Dictionary-like search using SQL Server FULL-TEXT - sql

I am trying to create a dictionary for my website.
Searching for 'server' using FREETEXTTable & Rank DESC returns:
name server - A program or server that maps human-readable names..
server - One who serves; a waitress or waiter.
server - A tray for dishes; a salver.
4...
'server' is obviously closer to 'server' than 'name server'. How do I fix the ranking?
I can not just reverse to ASC because there are even worse matches.
Top 3 results for 'God' are 'act of God', 'Lamb of God', 'Le God'..
Edit: Sorry for any confusion. nameserver, server, server.. are in a single column called 'word' this is the column that is queried with full-text search. The definitions are in the next column 'definition' and returned as query results.

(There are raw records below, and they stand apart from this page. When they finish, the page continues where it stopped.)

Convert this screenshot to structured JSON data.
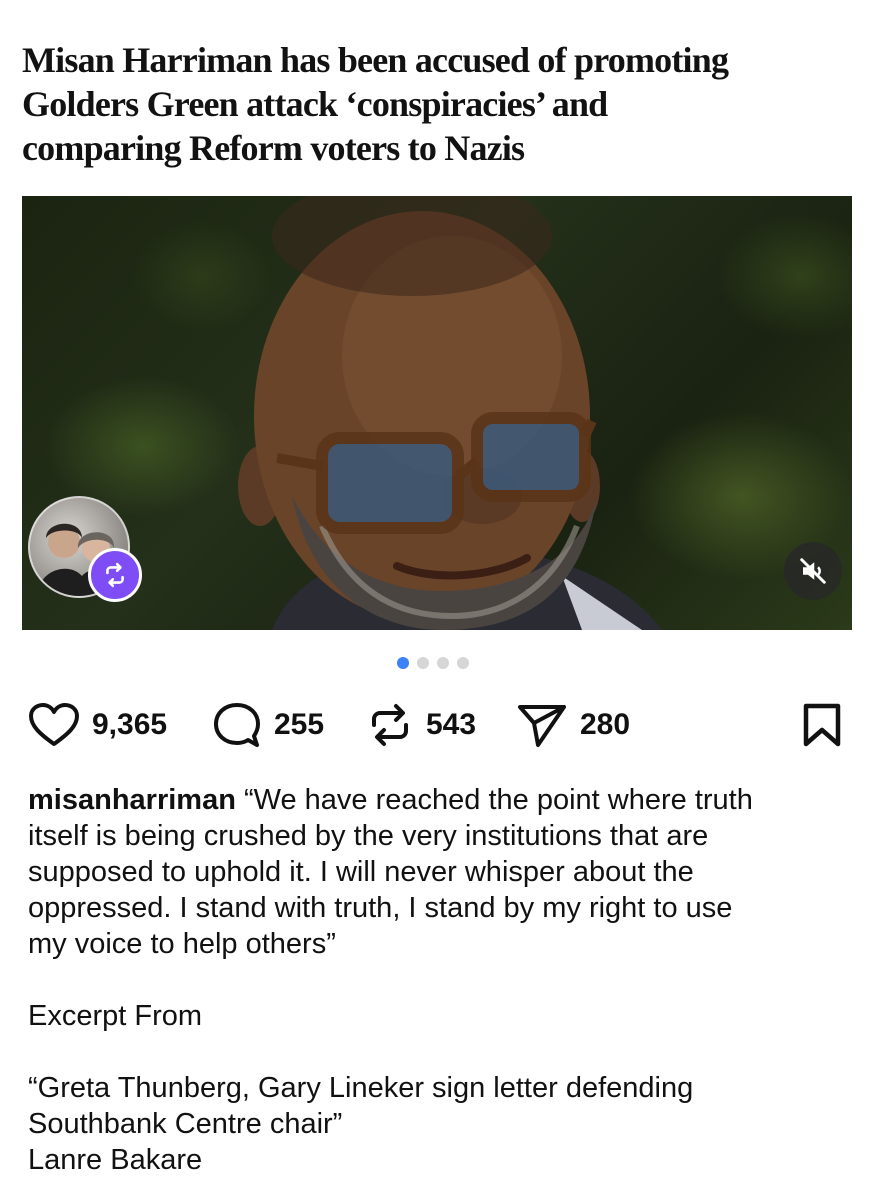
{
  "headline": {
    "lines": [
      "Misan Harriman has been accused of promoting",
      "Golders Green attack ‘conspiracies’ and",
      "comparing Reform voters to Nazis"
    ]
  },
  "media": {
    "carousel_count": 4,
    "carousel_active_index": 0
  },
  "actions": {
    "likes": "9,365",
    "comments": "255",
    "reposts": "543",
    "shares": "280"
  },
  "caption": {
    "username": "misanharriman",
    "first_line_rest": "“We have reached the point where truth",
    "lines": [
      "itself is being crushed by the very institutions that are",
      "supposed to uphold it. I will never whisper about the",
      "oppressed. I stand with truth, I stand by my right to use",
      "my voice to help others”"
    ],
    "excerpt_label": "Excerpt From",
    "source_lines": [
      "“Greta Thunberg, Gary Lineker sign letter defending",
      "Southbank Centre chair”"
    ],
    "author": "Lanre Bakare"
  },
  "colors": {
    "accent_blue": "#3b82f6",
    "repost_badge": "#7e4df5",
    "headline_text": "#121212"
  },
  "icons": [
    "repost-icon",
    "speaker-muted-icon",
    "heart-icon",
    "comment-icon",
    "share-icon",
    "bookmark-icon"
  ]
}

I think you can use union to solve the problem of your result ordering problem ..
like
select * from your_table_name where col_name = 'server'
union
select * from your_table_name where col_name like '%server%' order by col1,col2..
this query should give you first row with full text search and then with partial search ..
clarification ..
please note that by col_name i meant to say about the column name what you have for your words..
say your table structure is ..
dictionary-
( c_word ,
c_definition,
c_synonyms
)
then you have to modify my query as
select * from Dictionary where c_word = 'server'
union
select * from Dictionary where c_word like '%server%' order by c_definition,c_synonyms
so that this query will show first where c_word value exactly match the word 'server' followed by the partial search..
for dynamic query-- you need to replace 'server' with the variable where you are getting requested keyword for search .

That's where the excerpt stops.